Critical David Fear says this album influenced a whole generation of British bands, including synth and electro pop duets like Erasure and Pet Shop Boys. In 1983, Sparks scored his first American Top 50 success, “Cool places“, a new wave inspired collaboration with Jane Wiedlin from Go-Go. From there it was electronic dance pop, then classically influenced pop art, and even a radio musical commissioned by Swedish public radio.
Rather than just staying ahead, says Fear, Sparks has always “built the curve,” relentlessly innovating in new terrain, sometimes at the expense of the recognition they’ve earned.

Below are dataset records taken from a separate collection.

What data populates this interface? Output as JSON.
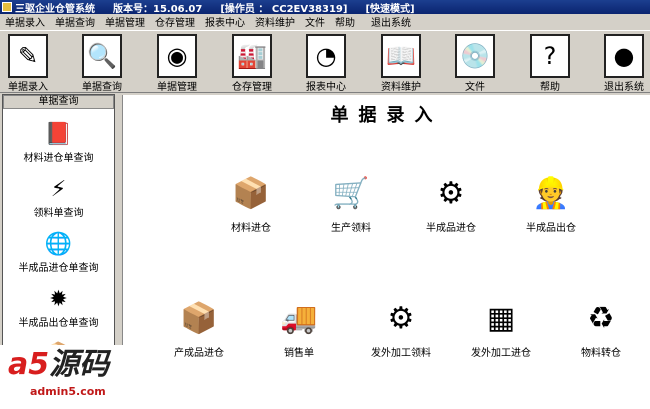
{
  "titlebar": {
    "app": "三驱企业仓管系统",
    "version": "版本号：15.06.07",
    "operator": "[操作员 ： CC2EV38319]",
    "mode": "[快速模式]"
  },
  "menu": [
    "单据录入",
    "单据查询",
    "单据管理",
    "仓存管理",
    "报表中心",
    "资料维护",
    "文件",
    "帮助",
    "退出系统"
  ],
  "toolbar": [
    {
      "label": "单据录入",
      "icon": "✎"
    },
    {
      "label": "单据查询",
      "icon": "🔍"
    },
    {
      "label": "单据管理",
      "icon": "◉"
    },
    {
      "label": "仓存管理",
      "icon": "🏭"
    },
    {
      "label": "报表中心",
      "icon": "◔"
    },
    {
      "label": "资料维护",
      "icon": "📖"
    },
    {
      "label": "文件",
      "icon": "💿"
    },
    {
      "label": "帮助",
      "icon": "?"
    },
    {
      "label": "退出系统",
      "icon": "●"
    }
  ],
  "left": {
    "header": "单据查询",
    "items": [
      {
        "label": "材料进仓单查询",
        "icon": "📕"
      },
      {
        "label": "领料单查询",
        "icon": "⚡"
      },
      {
        "label": "半成品进仓单查询",
        "icon": "🌐"
      },
      {
        "label": "半成品出仓单查询",
        "icon": "✹"
      },
      {
        "label": "",
        "icon": "📦"
      }
    ]
  },
  "main": {
    "title": "单据录入",
    "items": [
      {
        "label": "材料进仓",
        "icon": "📦"
      },
      {
        "label": "生产领料",
        "icon": "🛒"
      },
      {
        "label": "半成品进仓",
        "icon": "⚙"
      },
      {
        "label": "半成品出仓",
        "icon": "👷"
      },
      {
        "label": "产成品进仓",
        "icon": "📦"
      },
      {
        "label": "销售单",
        "icon": "🚚"
      },
      {
        "label": "发外加工领料",
        "icon": "⚙"
      },
      {
        "label": "发外加工进仓",
        "icon": "▦"
      },
      {
        "label": "物料转仓",
        "icon": "♻"
      }
    ]
  },
  "watermark": {
    "logo": "a5源码",
    "domain": "admin5.com"
  }
}
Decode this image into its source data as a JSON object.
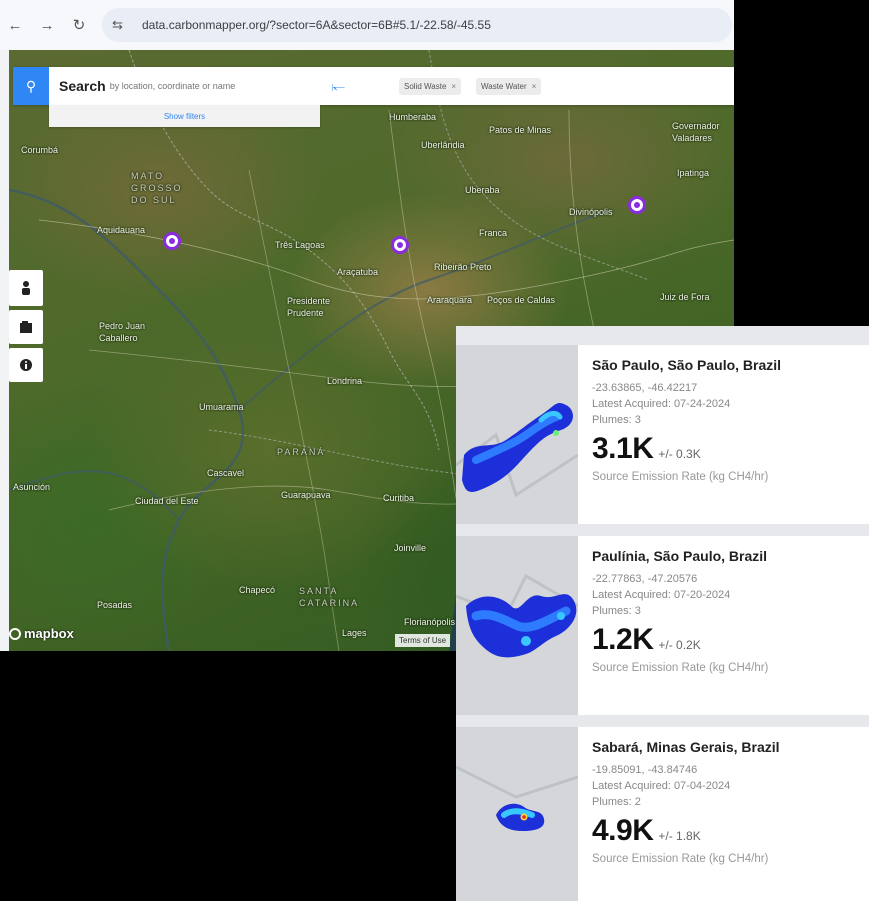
{
  "browser": {
    "url": "data.carbonmapper.org/?sector=6A&sector=6B#5.1/-22.58/-45.55",
    "back_icon": "arrow-left",
    "forward_icon": "arrow-right",
    "reload_icon": "reload",
    "site_settings_icon": "tune"
  },
  "search": {
    "title": "Search",
    "placeholder": "by location, coordinate or name",
    "show_filters": "Show filters",
    "chips": [
      {
        "label": "Solid Waste"
      },
      {
        "label": "Waste Water"
      }
    ]
  },
  "map": {
    "labels": [
      {
        "text": "Corumbá"
      },
      {
        "text": "Aquidauana"
      },
      {
        "text": "MATO GROSSO DO SUL"
      },
      {
        "text": "Três Lagoas"
      },
      {
        "text": "Araçatuba"
      },
      {
        "text": "Uberlândia"
      },
      {
        "text": "Patos de Minas"
      },
      {
        "text": "Humberaba"
      },
      {
        "text": "Uberaba"
      },
      {
        "text": "Franca"
      },
      {
        "text": "Ribeirão Preto"
      },
      {
        "text": "Araraquara"
      },
      {
        "text": "Poços de Caldas"
      },
      {
        "text": "Divinópolis"
      },
      {
        "text": "Ipatinga"
      },
      {
        "text": "Governador Valadares"
      },
      {
        "text": "Juiz de Fora"
      },
      {
        "text": "Presidente Prudente"
      },
      {
        "text": "Pedro Juan Caballero"
      },
      {
        "text": "Londrina"
      },
      {
        "text": "Umuarama"
      },
      {
        "text": "PARANÁ"
      },
      {
        "text": "Cascavel"
      },
      {
        "text": "Asunción"
      },
      {
        "text": "Ciudad del Este"
      },
      {
        "text": "Guarapuava"
      },
      {
        "text": "Curitiba"
      },
      {
        "text": "Joinville"
      },
      {
        "text": "Chapecó"
      },
      {
        "text": "SANTA CATARINA"
      },
      {
        "text": "Posadas"
      },
      {
        "text": "Lages"
      },
      {
        "text": "Florianópolis"
      }
    ],
    "attribution": "mapbox",
    "terms": "Terms of Use",
    "controls": [
      {
        "icon": "person-icon"
      },
      {
        "icon": "layers-icon"
      },
      {
        "icon": "info-icon"
      }
    ],
    "marker_color": "#8a2be2"
  },
  "detections": [
    {
      "location": "São Paulo, São Paulo, Brazil",
      "coords": "-23.63865, -46.42217",
      "acquired": "Latest Acquired: 07-24-2024",
      "plumes": "Plumes: 3",
      "rate": "3.1K",
      "uncertainty": "+/- 0.3K",
      "rate_label": "Source Emission Rate (kg CH4/hr)"
    },
    {
      "location": "Paulínia, São Paulo, Brazil",
      "coords": "-22.77863, -47.20576",
      "acquired": "Latest Acquired: 07-20-2024",
      "plumes": "Plumes: 3",
      "rate": "1.2K",
      "uncertainty": "+/- 0.2K",
      "rate_label": "Source Emission Rate (kg CH4/hr)"
    },
    {
      "location": "Sabará, Minas Gerais, Brazil",
      "coords": "-19.85091, -43.84746",
      "acquired": "Latest Acquired: 07-04-2024",
      "plumes": "Plumes: 2",
      "rate": "4.9K",
      "uncertainty": "+/- 1.8K",
      "rate_label": "Source Emission Rate (kg CH4/hr)"
    }
  ]
}
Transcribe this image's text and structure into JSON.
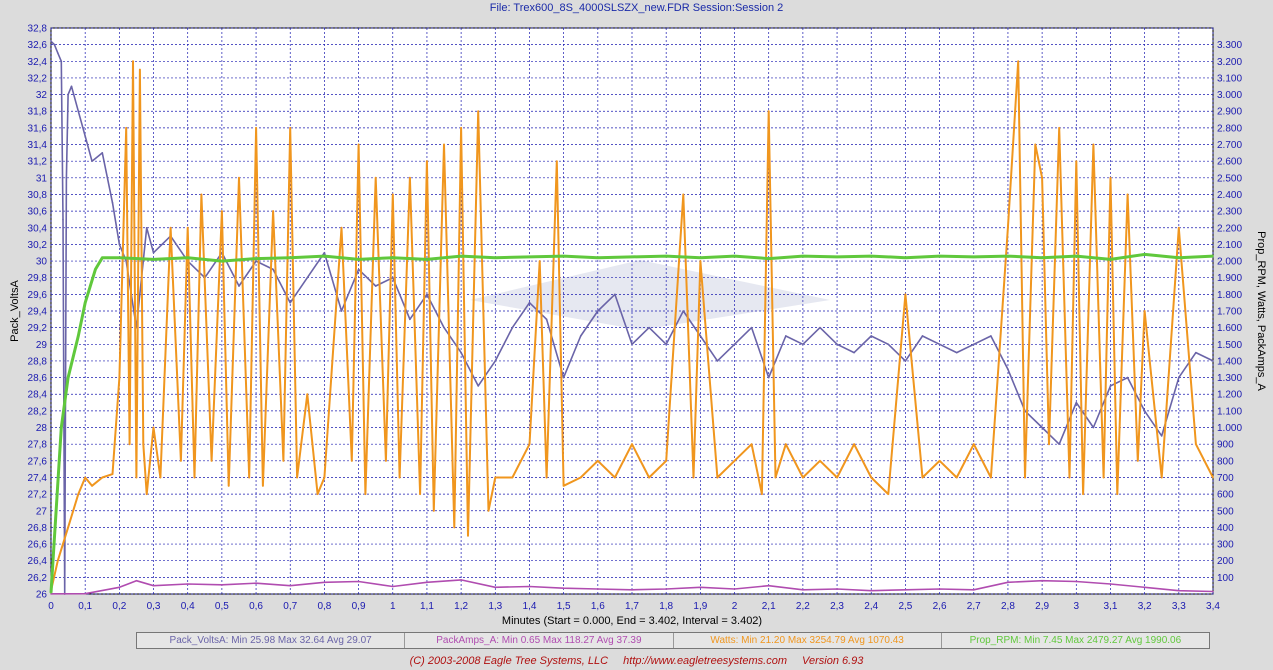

Indeed, during a career spanning five decades and 25 albums, beyond their status as beloved group, Sparks remained largely unknown.
However, this summer, Sparks finally seems to have his time. Edgar Wright’s new documentary, The Sparks Brothers, is a star-studded love letter celebrating Mael’s quirky originality. It’s now in theaters and streaming on demand. Sparks has also partnered with French director Leos Carax on the unconventional musical film Annette, with Adam Driver and Marion Cotillard. Following the opening of this year’s Cannes Film Festival, it will hit theaters in the US on August 6 and air from August 20.
While some Sparks superfans may be ambivalent about the appearance of their favorite “secret” band, Russell Mael says he hopes the wave of attention will expand the reach of their audience. Where to start delving into the band’s vast eclectic discography is a challenge, but, thanks to NPR’s Bob Mondello, Here are some suggestions.